Nicole Rinder öffnet die Tür. Wir betreten einen der beiden Verabschiedungsräume des Münchner Bestattungsinstituts AETAS. Die Bestatterin und Trauerbegleiterin geht hier seit fast zwanzig Jahren ein und aus – mehrere Male täglich. Stille empfängt uns, von draußen fällt Sonnenlicht durch die Fensterscheiben. Eine Sitzgruppe aus Korbstühlen, eine Bildertrilogie an der Wand, Motiv: tränendes Herz. Auf dem kleinen Tisch brennt noch eine Kerze. Die Angehörigen sind gerade gegangen.
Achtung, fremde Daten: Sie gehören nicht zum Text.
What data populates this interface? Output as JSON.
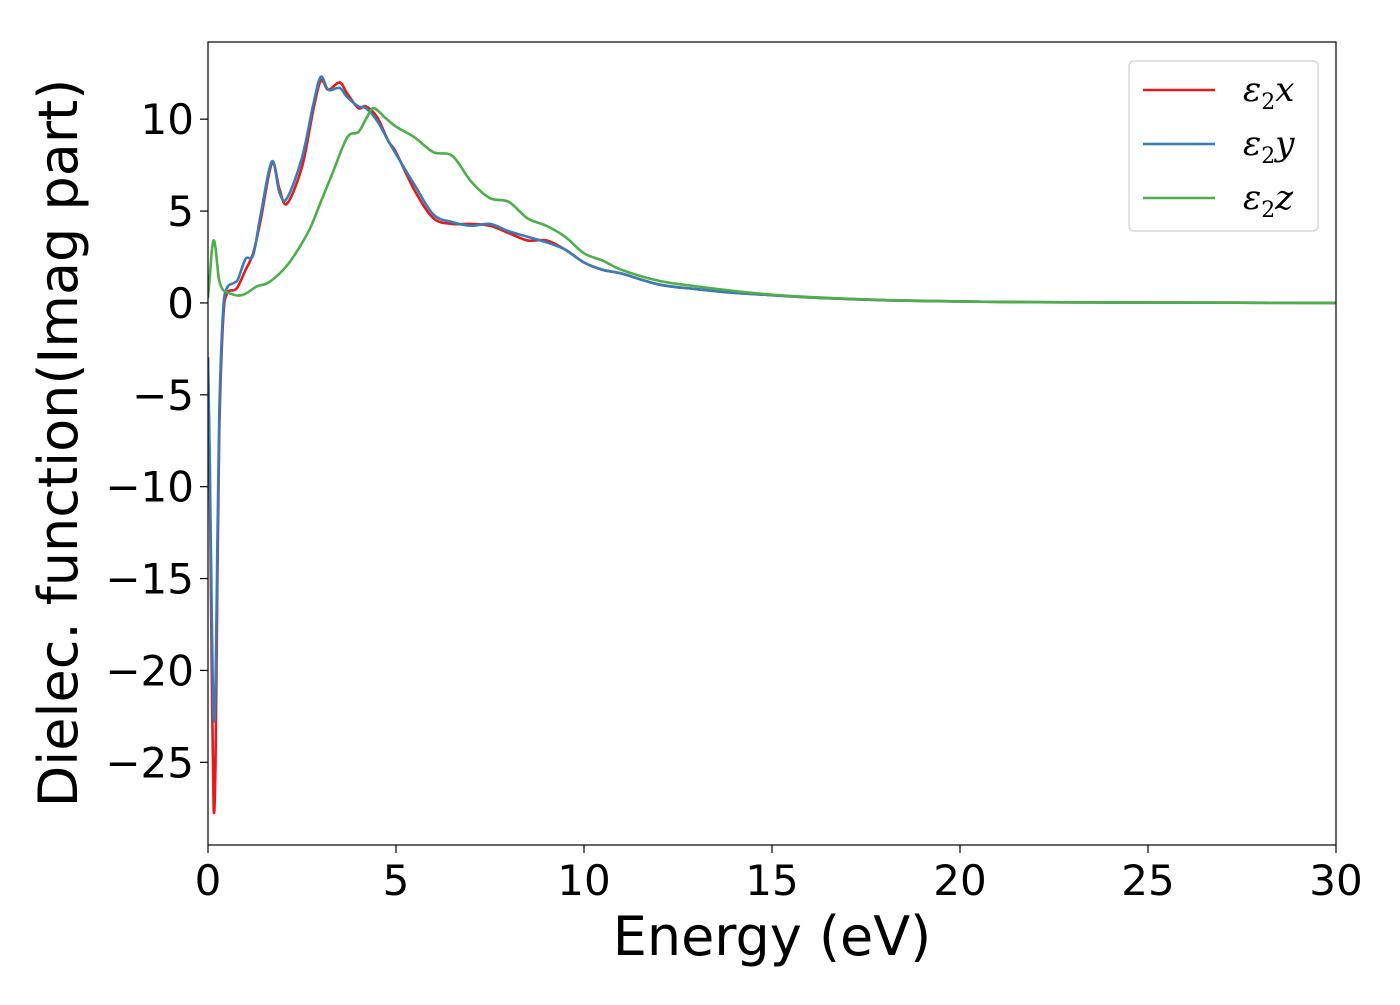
{
  "chart_data": {
    "type": "line",
    "xlabel": "Energy (eV)",
    "ylabel": "Dielec. function(Imag part)",
    "xlim": [
      0,
      30
    ],
    "ylim": [
      -29.5,
      14.2
    ],
    "xticks": [
      0,
      5,
      10,
      15,
      20,
      25,
      30
    ],
    "xtick_labels": [
      "0",
      "5",
      "10",
      "15",
      "20",
      "25",
      "30"
    ],
    "yticks": [
      10,
      5,
      0,
      -5,
      -10,
      -15,
      -20,
      -25
    ],
    "ytick_labels": [
      "10",
      "5",
      "0",
      "−5",
      "−10",
      "−15",
      "−20",
      "−25"
    ],
    "grid": false,
    "legend_position": "top-right",
    "series": [
      {
        "name": "ε",
        "sub": "2",
        "suffix": "x",
        "color": "#e41a1c",
        "x": [
          0,
          0.05,
          0.1,
          0.15,
          0.2,
          0.25,
          0.3,
          0.4,
          0.5,
          0.7,
          0.8,
          1.0,
          1.2,
          1.4,
          1.7,
          1.9,
          2.1,
          2.5,
          2.8,
          3.0,
          3.2,
          3.5,
          3.7,
          4.0,
          4.2,
          4.5,
          4.8,
          5.0,
          5.5,
          6.0,
          6.5,
          7.0,
          7.5,
          8.0,
          8.5,
          9.0,
          9.5,
          10.0,
          10.5,
          11.0,
          12.0,
          13.0,
          14.0,
          15.0,
          16.0,
          18.0,
          20.0,
          22.0,
          25.0,
          30.0
        ],
        "y": [
          -3.0,
          -10.0,
          -20.0,
          -27.5,
          -25.0,
          -15.0,
          -7.0,
          -1.0,
          0.5,
          0.7,
          0.9,
          1.8,
          2.7,
          4.5,
          7.6,
          6.2,
          5.4,
          7.4,
          10.5,
          12.1,
          11.6,
          12.0,
          11.4,
          10.6,
          10.7,
          10.1,
          8.8,
          8.2,
          6.1,
          4.6,
          4.3,
          4.3,
          4.2,
          3.8,
          3.4,
          3.4,
          2.9,
          2.2,
          1.8,
          1.6,
          1.0,
          0.75,
          0.55,
          0.42,
          0.3,
          0.15,
          0.08,
          0.04,
          0.02,
          0.0
        ]
      },
      {
        "name": "ε",
        "sub": "2",
        "suffix": "y",
        "color": "#377eb8",
        "x": [
          0,
          0.05,
          0.1,
          0.15,
          0.2,
          0.25,
          0.3,
          0.4,
          0.5,
          0.7,
          0.8,
          1.0,
          1.2,
          1.4,
          1.7,
          1.9,
          2.1,
          2.5,
          2.8,
          3.0,
          3.2,
          3.5,
          3.7,
          4.0,
          4.2,
          4.5,
          4.8,
          5.0,
          5.5,
          6.0,
          6.5,
          7.0,
          7.5,
          8.0,
          8.5,
          9.0,
          9.5,
          10.0,
          10.5,
          11.0,
          12.0,
          13.0,
          14.0,
          15.0,
          16.0,
          18.0,
          20.0,
          22.0,
          25.0,
          30.0
        ],
        "y": [
          -3.0,
          -9.0,
          -17.0,
          -22.5,
          -21.0,
          -13.0,
          -6.0,
          -0.5,
          0.8,
          1.1,
          1.3,
          2.4,
          2.6,
          4.8,
          7.7,
          6.0,
          5.7,
          7.9,
          10.8,
          12.3,
          11.6,
          11.7,
          11.2,
          10.7,
          10.6,
          9.9,
          8.8,
          8.1,
          6.4,
          4.8,
          4.4,
          4.2,
          4.3,
          3.9,
          3.6,
          3.3,
          2.9,
          2.2,
          1.8,
          1.6,
          1.0,
          0.75,
          0.55,
          0.42,
          0.3,
          0.15,
          0.08,
          0.04,
          0.02,
          0.0
        ]
      },
      {
        "name": "ε",
        "sub": "2",
        "suffix": "z",
        "color": "#4daf4a",
        "x": [
          0,
          0.05,
          0.1,
          0.15,
          0.2,
          0.25,
          0.3,
          0.4,
          0.5,
          0.6,
          0.8,
          1.0,
          1.3,
          1.6,
          2.0,
          2.3,
          2.7,
          3.0,
          3.3,
          3.7,
          4.0,
          4.2,
          4.4,
          4.7,
          5.0,
          5.5,
          6.0,
          6.5,
          7.0,
          7.5,
          8.0,
          8.5,
          9.0,
          9.5,
          10.0,
          10.5,
          11.0,
          12.0,
          13.0,
          14.0,
          15.0,
          16.0,
          18.0,
          20.0,
          22.0,
          25.0,
          30.0
        ],
        "y": [
          0.3,
          1.5,
          2.8,
          3.4,
          3.0,
          2.0,
          1.2,
          0.7,
          0.6,
          0.5,
          0.4,
          0.5,
          0.9,
          1.1,
          1.8,
          2.6,
          4.0,
          5.5,
          7.0,
          9.0,
          9.3,
          10.0,
          10.6,
          10.1,
          9.6,
          9.0,
          8.2,
          8.0,
          6.6,
          5.7,
          5.5,
          4.6,
          4.2,
          3.6,
          2.7,
          2.3,
          1.8,
          1.2,
          0.9,
          0.65,
          0.45,
          0.32,
          0.16,
          0.08,
          0.04,
          0.02,
          0.0
        ]
      }
    ]
  }
}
Hinter einer Schiebetür liegt der Verstorbene aufgebahrt im Sarg. Der Abschied hängt noch im Raum. Kerzenwachs, der süßliche Geruch eines toten Körpers und Blumenduft mischen sich dezent in der Luft. So riecht der Abschied von einem verstorbenen Menschen.
Aufbahrung und Trauerarbeit
Das Abschiednehmen am offenen Sarg ist das Herzstück der Arbeit von AETAS. Hier ist man überzeugt: Ohne Abschied ist ein Neubeginn so gut wie unmöglich. „Behalte ihn lieber lebend in Erinnerung“ – das hört man oft. Für Nicole Rinder ist das der sinnloseste Spruch, der je erfunden wurde. „Wie will ich einen lebendigen Menschen ins Feuer oder in die Erde geben? Geht nicht. Erst wenn ich ihn tot sehe, begreife ich im wahrsten Sinne des Wortes: Der ist kalt, der sieht anders aus, der riecht anders. Da passiert sozusagen die Verbindung zwischen Kopf und Herz, und ich merke: Der kann hier nicht mehr bleiben. Ich kann den toten Körper besser loslassen, wenn ich ihn gut gebettet sehe in Lieblingskleidung, eigener Decke und eigenem Kissen. Und umgeben mit den Dingen, die der Mensch gemocht hat – sein Lieblingsbuch, die Süddeutsche, eine Flasche Bier, die Karten fürs Konzert, auf das wir nicht mehr gehen konnten. Mit dem Gefühl, ihn gut gebettet zu wissen, gebe ich ihn ganz anders in die Erde als wenn ich mit alledem nichts zu tun hatte. Wir erleben immer wieder: Menschen, die sich wirklich dem Abschied stellen, sind am Tag der Beerdigung deutlich stablier als Menschen, die das nicht tun.“ Letztere zweifeln oft daran, erklärt mir die Trauerbegleiterin, dass der Verstorbene wirklich im Sarg vor ihnen liegt. Sie können es nicht glauben, weil sie es nicht gesehen haben.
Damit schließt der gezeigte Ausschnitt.